According to the DOE (External Link), 68% of the price of gasoline comes from the crude oil. If you have a breakdown that of the crude oil price that shows how much of the 68% is tax, I'd like to see the reference....
@chrisboltssr The oil doesn't come from OPEC. Non-thinkers aren't expected to have reading comprehsion either, so you're excused.
@MarkW 9% according to one source on Wikipedia--if by produced, you mean "owned in the ground" before it's drilled. 80% is "produced" in that sense by state monopolies. But do you have any idea what percentage of oil "produced" is "owned" by that cartel? It's over half. The bulk of the remainder belongs to national oil companies or European & Asian companies that don't have significant markets in the USA (e.g. Total, CNPC).
As absurd as my claim may seem to you, your refutation is pathetic. Who else sets the price of gasoline in the USA and how? Without the ability to purchase oil except on the after market from "my" big 4 oil companies, a complete inability to refine it, a very limited ability to distribute it or transport it, and 4 of the largest corporations in the world colluding against me with the full power of the US government backing both their anti-competitive behavior and preventing me from competing at any level through regulation, how do you propose anyone compete with them? And what do you offer in support of your claim that they are not price fixing?
@Blackdog nice numbers, but where do they come from? If you add it up, a gasoline of gasoline produced at $110/bbl for crude would cost $11.82 (but about half of the remainder of that barrel could be used for other, less profitable products. So say $5.91 is the correct price.
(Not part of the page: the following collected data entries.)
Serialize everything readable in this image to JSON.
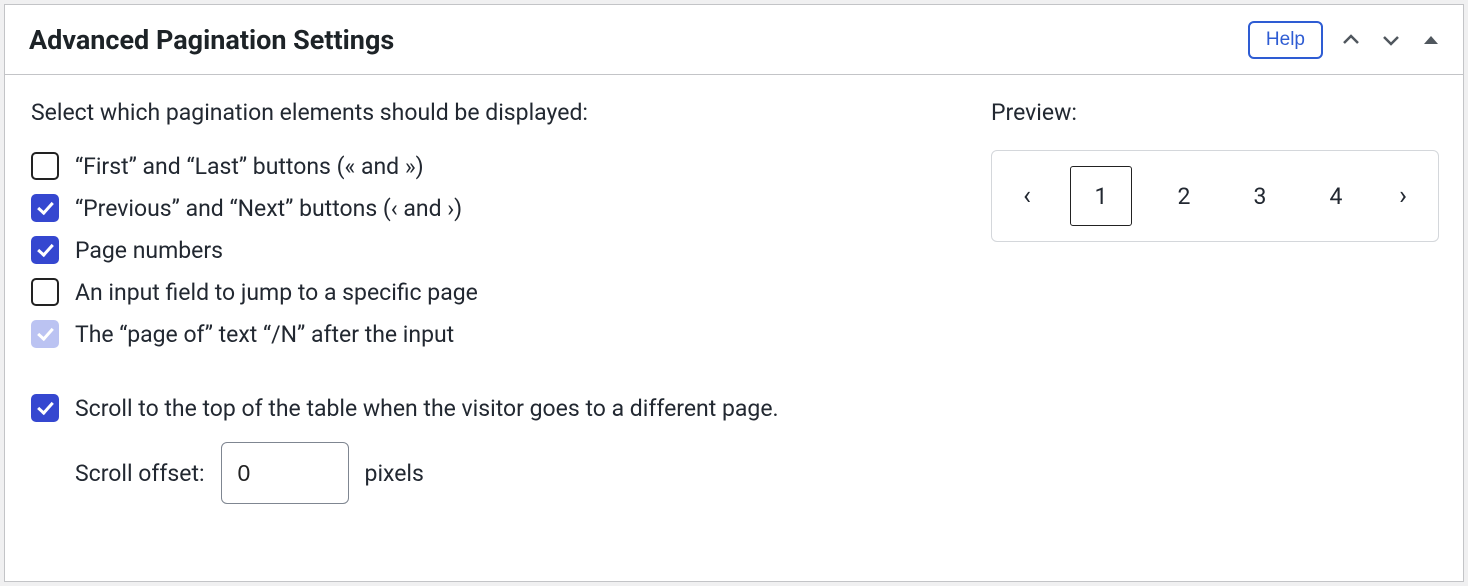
{
  "header": {
    "title": "Advanced Pagination Settings",
    "help_label": "Help"
  },
  "intro": "Select which pagination elements should be displayed:",
  "options": [
    {
      "label": "“First” and “Last” buttons (« and »)",
      "checked": false,
      "disabled": false
    },
    {
      "label": "“Previous” and “Next” buttons (‹ and ›)",
      "checked": true,
      "disabled": false
    },
    {
      "label": "Page numbers",
      "checked": true,
      "disabled": false
    },
    {
      "label": "An input field to jump to a specific page",
      "checked": false,
      "disabled": false
    },
    {
      "label": "The “page of” text “/N” after the input",
      "checked": true,
      "disabled": true
    }
  ],
  "scroll_option": {
    "label": "Scroll to the top of the table when the visitor goes to a different page.",
    "checked": true
  },
  "scroll_offset": {
    "label": "Scroll offset:",
    "value": "0",
    "unit": "pixels"
  },
  "preview": {
    "label": "Preview:",
    "prev": "‹",
    "next": "›",
    "pages": [
      "1",
      "2",
      "3",
      "4"
    ],
    "active_index": 0
  }
}
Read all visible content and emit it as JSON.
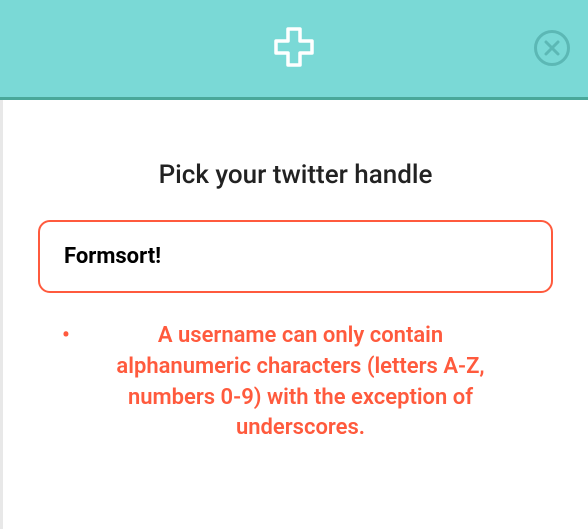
{
  "form": {
    "prompt": "Pick your twitter handle",
    "input_value": "Formsort!",
    "error_message": "A username can only contain alphanumeric characters (letters A-Z, numbers 0-9) with the exception of underscores."
  }
}
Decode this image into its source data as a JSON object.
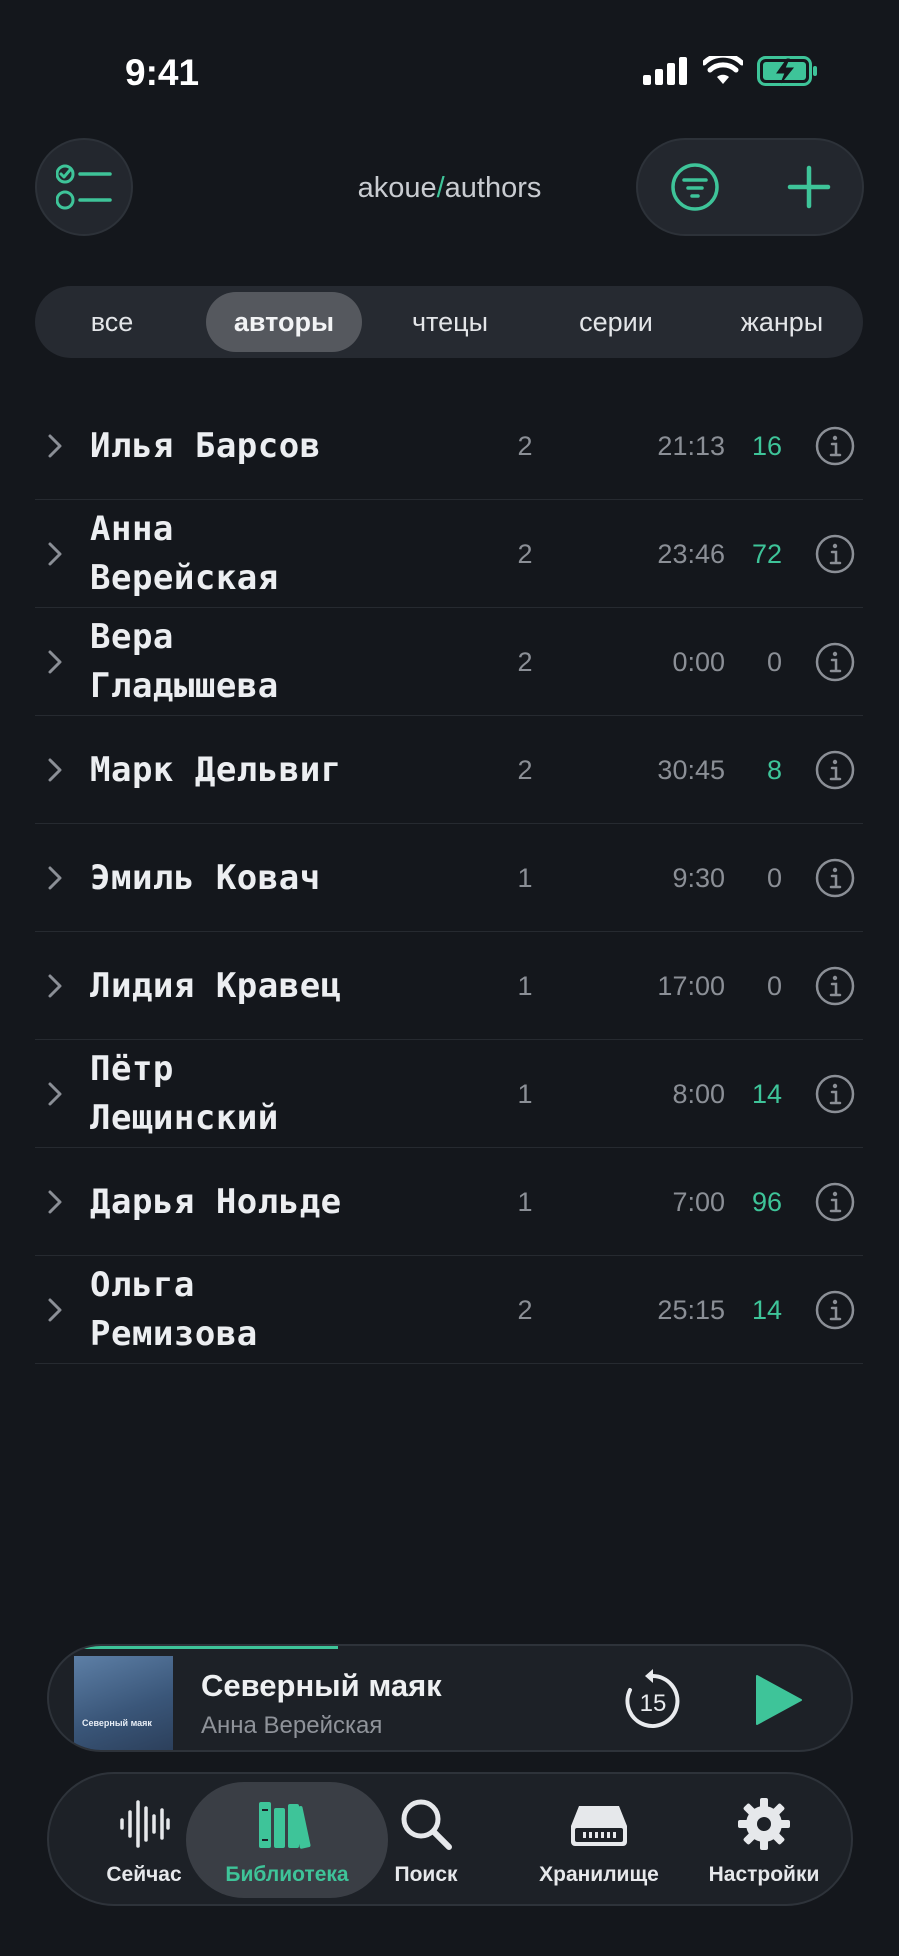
{
  "status_bar": {
    "time": "9:41"
  },
  "header": {
    "path_prefix": "akoue",
    "path_sep": "/",
    "path_suffix": "authors",
    "icons": {
      "left": "checklist-icon",
      "filter": "filter-icon",
      "add": "plus-icon"
    }
  },
  "segments": [
    {
      "label": "все",
      "active": false
    },
    {
      "label": "авторы",
      "active": true
    },
    {
      "label": "чтецы",
      "active": false
    },
    {
      "label": "серии",
      "active": false
    },
    {
      "label": "жанры",
      "active": false
    }
  ],
  "authors": [
    {
      "line1": "Илья Барсов",
      "line2": "",
      "books": "2",
      "duration": "21:13",
      "percent": "16",
      "highlight": true
    },
    {
      "line1": "Анна",
      "line2": "Верейская",
      "books": "2",
      "duration": "23:46",
      "percent": "72",
      "highlight": true
    },
    {
      "line1": "Вера",
      "line2": "Гладышева",
      "books": "2",
      "duration": "0:00",
      "percent": "0",
      "highlight": false
    },
    {
      "line1": "Марк Дельвиг",
      "line2": "",
      "books": "2",
      "duration": "30:45",
      "percent": "8",
      "highlight": true
    },
    {
      "line1": "Эмиль Ковач",
      "line2": "",
      "books": "1",
      "duration": "9:30",
      "percent": "0",
      "highlight": false
    },
    {
      "line1": "Лидия Кравец",
      "line2": "",
      "books": "1",
      "duration": "17:00",
      "percent": "0",
      "highlight": false
    },
    {
      "line1": "Пётр",
      "line2": "Лещинский",
      "books": "1",
      "duration": "8:00",
      "percent": "14",
      "highlight": true
    },
    {
      "line1": "Дарья Нольде",
      "line2": "",
      "books": "1",
      "duration": "7:00",
      "percent": "96",
      "highlight": true
    },
    {
      "line1": "Ольга",
      "line2": "Ремизова",
      "books": "2",
      "duration": "25:15",
      "percent": "14",
      "highlight": true
    }
  ],
  "mini_player": {
    "title": "Северный маяк",
    "author": "Анна Верейская",
    "cover_title": "Северный маяк",
    "rewind_seconds": "15",
    "progress": 0.36
  },
  "tabbar": [
    {
      "label": "Сейчас",
      "icon": "waveform-icon",
      "active": false
    },
    {
      "label": "Библиотека",
      "icon": "books-icon",
      "active": true
    },
    {
      "label": "Поиск",
      "icon": "search-icon",
      "active": false
    },
    {
      "label": "Хранилище",
      "icon": "storage-icon",
      "active": false
    },
    {
      "label": "Настройки",
      "icon": "gear-icon",
      "active": false
    }
  ],
  "colors": {
    "accent": "#3ec499",
    "background": "#14171c",
    "muted": "#8b8f96"
  }
}
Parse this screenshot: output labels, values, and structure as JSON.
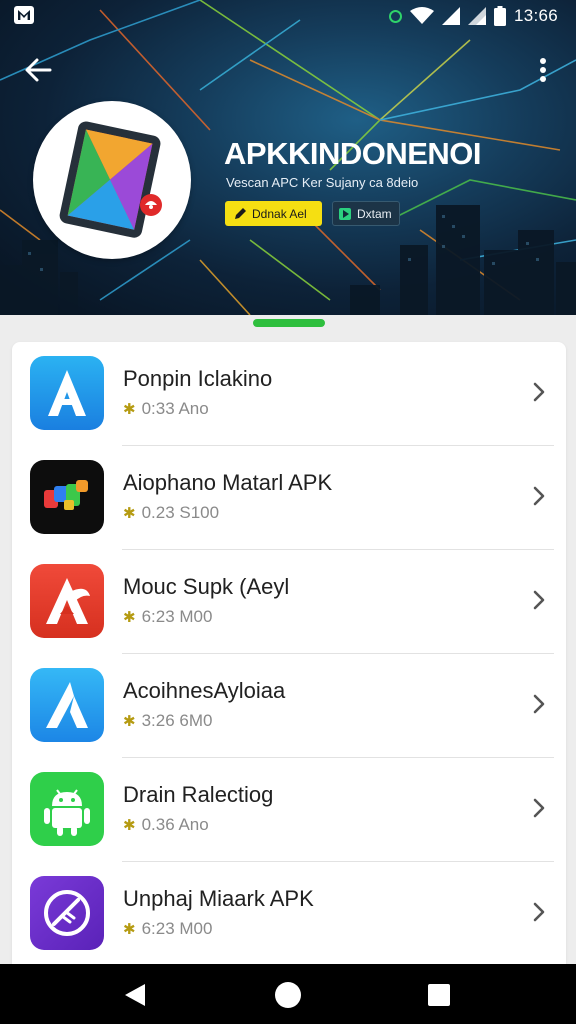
{
  "status_bar": {
    "time": "13:66",
    "icons": [
      "app-notification-icon",
      "sync-ring-icon",
      "wifi-icon",
      "signal-icon",
      "signal-icon",
      "battery-icon"
    ]
  },
  "toolbar": {
    "back_icon": "arrow-left-icon",
    "menu_icon": "more-vert-icon"
  },
  "app_header": {
    "title": "APKKINDONENOI",
    "subtitle": "Vescan APC Ker Sujany ca 8deio",
    "chip_primary": "Ddnak Ael",
    "chip_secondary": "Dxtam",
    "accent_color": "#f5df12"
  },
  "apps": [
    {
      "title": "Ponpin Iclakino",
      "meta": "0:33 Ano",
      "icon": "letter-a-blue-icon"
    },
    {
      "title": "Aiophano Matarl APK",
      "meta": "0.23 S100",
      "icon": "colorful-blocks-icon"
    },
    {
      "title": "Mouc Supk (Aeyl",
      "meta": "6:23 M00",
      "icon": "letter-a-red-icon"
    },
    {
      "title": "AcoihnesAyloiaa",
      "meta": "3:26 6M0",
      "icon": "letter-a-blue-light-icon"
    },
    {
      "title": "Drain Ralectiog",
      "meta": "0.36 Ano",
      "icon": "android-icon"
    },
    {
      "title": "Unphaj Miaark APK",
      "meta": "6:23 M00",
      "icon": "compass-purple-icon"
    }
  ],
  "nav": {
    "back": "nav-back-icon",
    "home": "nav-home-icon",
    "recents": "nav-recents-icon"
  },
  "colors": {
    "header_dark": "#0d2238",
    "handle_green": "#2fbf3e",
    "star": "#b59b12"
  }
}
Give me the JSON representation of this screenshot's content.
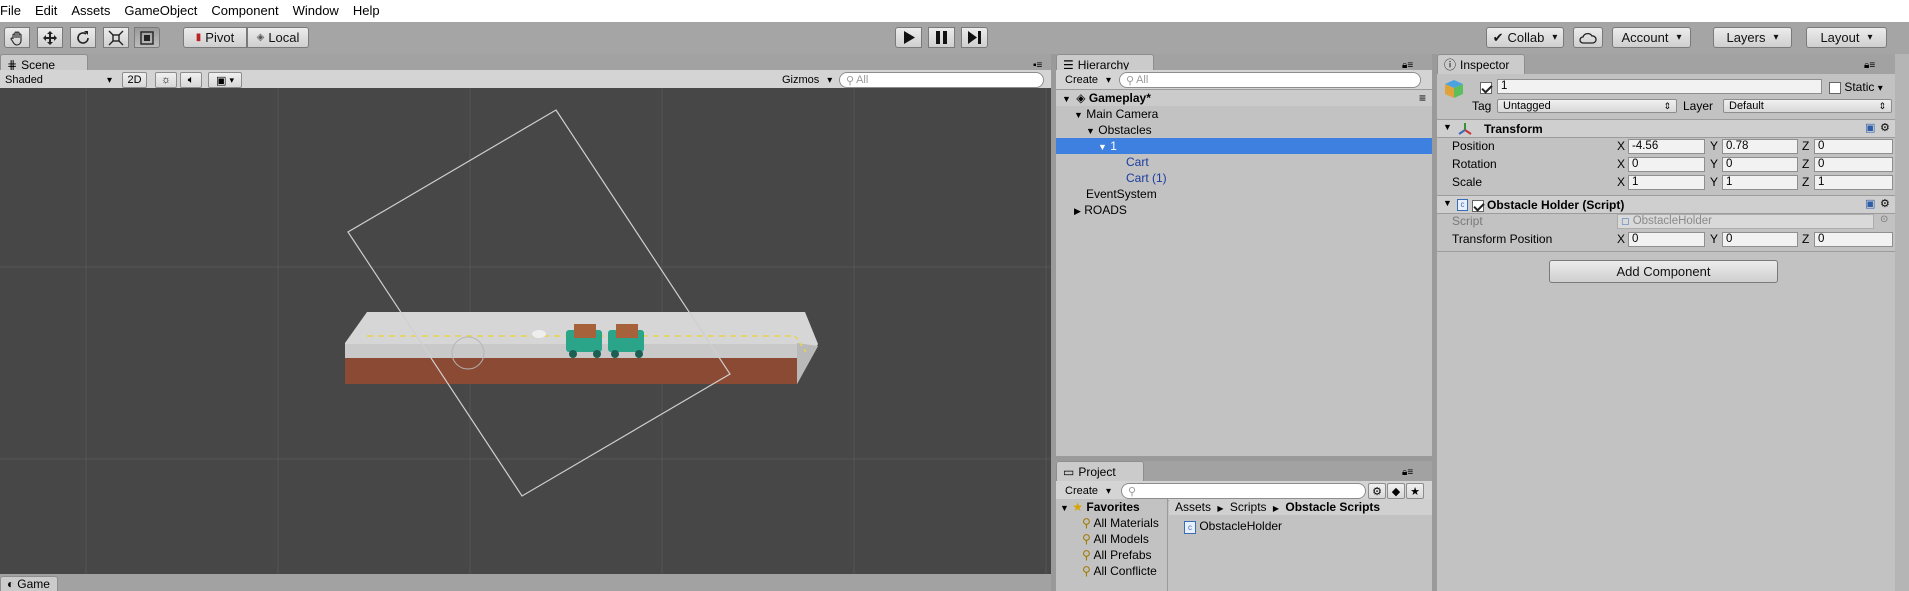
{
  "menu": [
    "File",
    "Edit",
    "Assets",
    "GameObject",
    "Component",
    "Window",
    "Help"
  ],
  "toolbar": {
    "pivot_label": "Pivot",
    "local_label": "Local",
    "collab_label": "Collab",
    "account_label": "Account",
    "layers_label": "Layers",
    "layout_label": "Layout"
  },
  "scene": {
    "tab_label": "Scene",
    "shading_mode": "Shaded",
    "mode_2d": "2D",
    "gizmos_label": "Gizmos",
    "search_placeholder": "All"
  },
  "game": {
    "tab_label": "Game"
  },
  "hierarchy": {
    "tab_label": "Hierarchy",
    "create_label": "Create",
    "search_placeholder": "All",
    "scene_name": "Gameplay*",
    "items": [
      {
        "label": "Main Camera",
        "depth": 1,
        "expanded": true
      },
      {
        "label": "Obstacles",
        "depth": 2,
        "expanded": true
      },
      {
        "label": "1",
        "depth": 3,
        "expanded": true,
        "selected": true
      },
      {
        "label": "Cart",
        "depth": 4,
        "prefab": true
      },
      {
        "label": "Cart (1)",
        "depth": 4,
        "prefab": true
      },
      {
        "label": "EventSystem",
        "depth": 1
      },
      {
        "label": "ROADS",
        "depth": 1,
        "collapsed": true
      }
    ]
  },
  "project": {
    "tab_label": "Project",
    "create_label": "Create",
    "favorites_label": "Favorites",
    "favorites": [
      "All Materials",
      "All Models",
      "All Prefabs",
      "All Conflicte"
    ],
    "breadcrumb": [
      "Assets",
      "Scripts",
      "Obstacle Scripts"
    ],
    "files": [
      "ObstacleHolder"
    ]
  },
  "inspector": {
    "tab_label": "Inspector",
    "object_name": "1",
    "static_label": "Static",
    "tag_label": "Tag",
    "tag_value": "Untagged",
    "layer_label": "Layer",
    "layer_value": "Default",
    "transform": {
      "title": "Transform",
      "position_label": "Position",
      "rotation_label": "Rotation",
      "scale_label": "Scale",
      "position": {
        "x": "-4.56",
        "y": "0.78",
        "z": "0"
      },
      "rotation": {
        "x": "0",
        "y": "0",
        "z": "0"
      },
      "scale": {
        "x": "1",
        "y": "1",
        "z": "1"
      }
    },
    "script_component": {
      "title": "Obstacle Holder (Script)",
      "script_label": "Script",
      "script_value": "ObstacleHolder",
      "transform_position_label": "Transform Position",
      "transform_position": {
        "x": "0",
        "y": "0",
        "z": "0"
      }
    },
    "add_component_label": "Add Component",
    "axis": {
      "x": "X",
      "y": "Y",
      "z": "Z"
    }
  }
}
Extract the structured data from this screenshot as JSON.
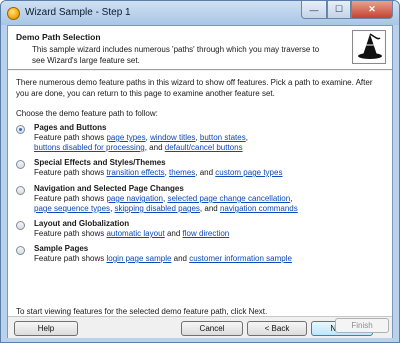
{
  "window": {
    "title": "Wizard Sample - Step 1",
    "caption_min": "—",
    "caption_max": "☐",
    "caption_close": "✕"
  },
  "header": {
    "title": "Demo Path Selection",
    "description": "This sample wizard includes numerous 'paths' through which you may traverse to see Wizard's large feature set."
  },
  "intro": "There numerous demo feature paths in this wizard to show off features. Pick a path to examine. After you are done, you can return to this page to examine another feature set.",
  "choose_label": "Choose the demo feature path to follow:",
  "options": [
    {
      "title": "Pages and Buttons",
      "selected": true,
      "prefix": "Feature path shows ",
      "links": [
        "page types",
        "window titles",
        "button states",
        "buttons disabled for processing",
        "default/cancel buttons"
      ],
      "seps": [
        ", ",
        ", ",
        ",",
        ", and "
      ]
    },
    {
      "title": "Special Effects and Styles/Themes",
      "selected": false,
      "prefix": "Feature path shows ",
      "links": [
        "transition effects",
        "themes",
        "custom page types"
      ],
      "seps": [
        ", ",
        ", and "
      ]
    },
    {
      "title": "Navigation and Selected Page Changes",
      "selected": false,
      "prefix": "Feature path shows ",
      "links": [
        "page navigation",
        "selected page change cancellation",
        "page sequence types",
        "skipping disabled pages",
        "navigation commands"
      ],
      "seps": [
        ", ",
        ",",
        ", ",
        ", and "
      ]
    },
    {
      "title": "Layout and Globalization",
      "selected": false,
      "prefix": "Feature path shows ",
      "links": [
        "automatic layout",
        "flow direction"
      ],
      "seps": [
        " and "
      ]
    },
    {
      "title": "Sample Pages",
      "selected": false,
      "prefix": "Feature path shows ",
      "links": [
        "login page sample",
        "customer information sample"
      ],
      "seps": [
        " and "
      ]
    }
  ],
  "footer_note": "To start viewing features for the selected demo feature path, click Next.",
  "buttons": {
    "help": "Help",
    "cancel": "Cancel",
    "back": "< Back",
    "next": "Next >",
    "finish": "Finish"
  },
  "icons": {
    "app": "wizard-app-icon",
    "header": "wizard-hat-icon"
  },
  "colors": {
    "link": "#0b48b8",
    "radio_selected": "#2e6fc4"
  }
}
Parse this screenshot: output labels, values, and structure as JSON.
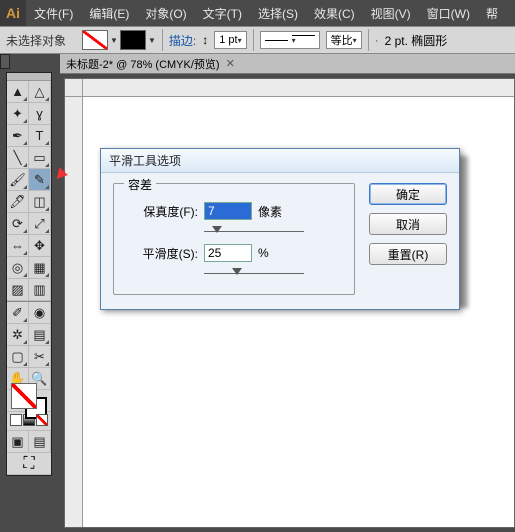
{
  "app": {
    "logo": "Ai"
  },
  "menu": {
    "items": [
      "文件(F)",
      "编辑(E)",
      "对象(O)",
      "文字(T)",
      "选择(S)",
      "效果(C)",
      "视图(V)",
      "窗口(W)",
      "帮"
    ]
  },
  "propbar": {
    "no_selection": "未选择对象",
    "stroke_label": "描边:",
    "stroke_value": "1 pt",
    "ratio_label": "等比",
    "shape_info": "2 pt. 椭圆形"
  },
  "doc": {
    "tab": "未标题-2* @ 78% (CMYK/预览)"
  },
  "dialog": {
    "title": "平滑工具选项",
    "legend": "容差",
    "fidelity_label": "保真度(F):",
    "fidelity_value": "7",
    "fidelity_unit": "像素",
    "smoothness_label": "平滑度(S):",
    "smoothness_value": "25",
    "smoothness_unit": "%",
    "ok": "确定",
    "cancel": "取消",
    "reset": "重置(R)"
  }
}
But again, that's the price you pay on the spot market for oil. Not the price Exxon pays for it. They pay $25-40/bbl still. Sure, if their capacity runs low, they would have to dip into that market, but usually they don't. The current price is so high because the amount of oil available on the open market is a tiny fraction of the oil produced. If you think it's a real price, why don't you buy a few billion barrels and sell them back to Exxon when they come asking -- because you couldn't do anything else with that oil as I've pointed out. They own the only legal refining and distribution channels.
Exxon Mobil just announced 1Q profits in excess of $10B. Other oil companies announced similar proportionately similar profits. Surely high corporate profits are welcomed by conservatives, right?
So, why do conservatives want high corporate profits AND low prices? And, why do they even think that's possible.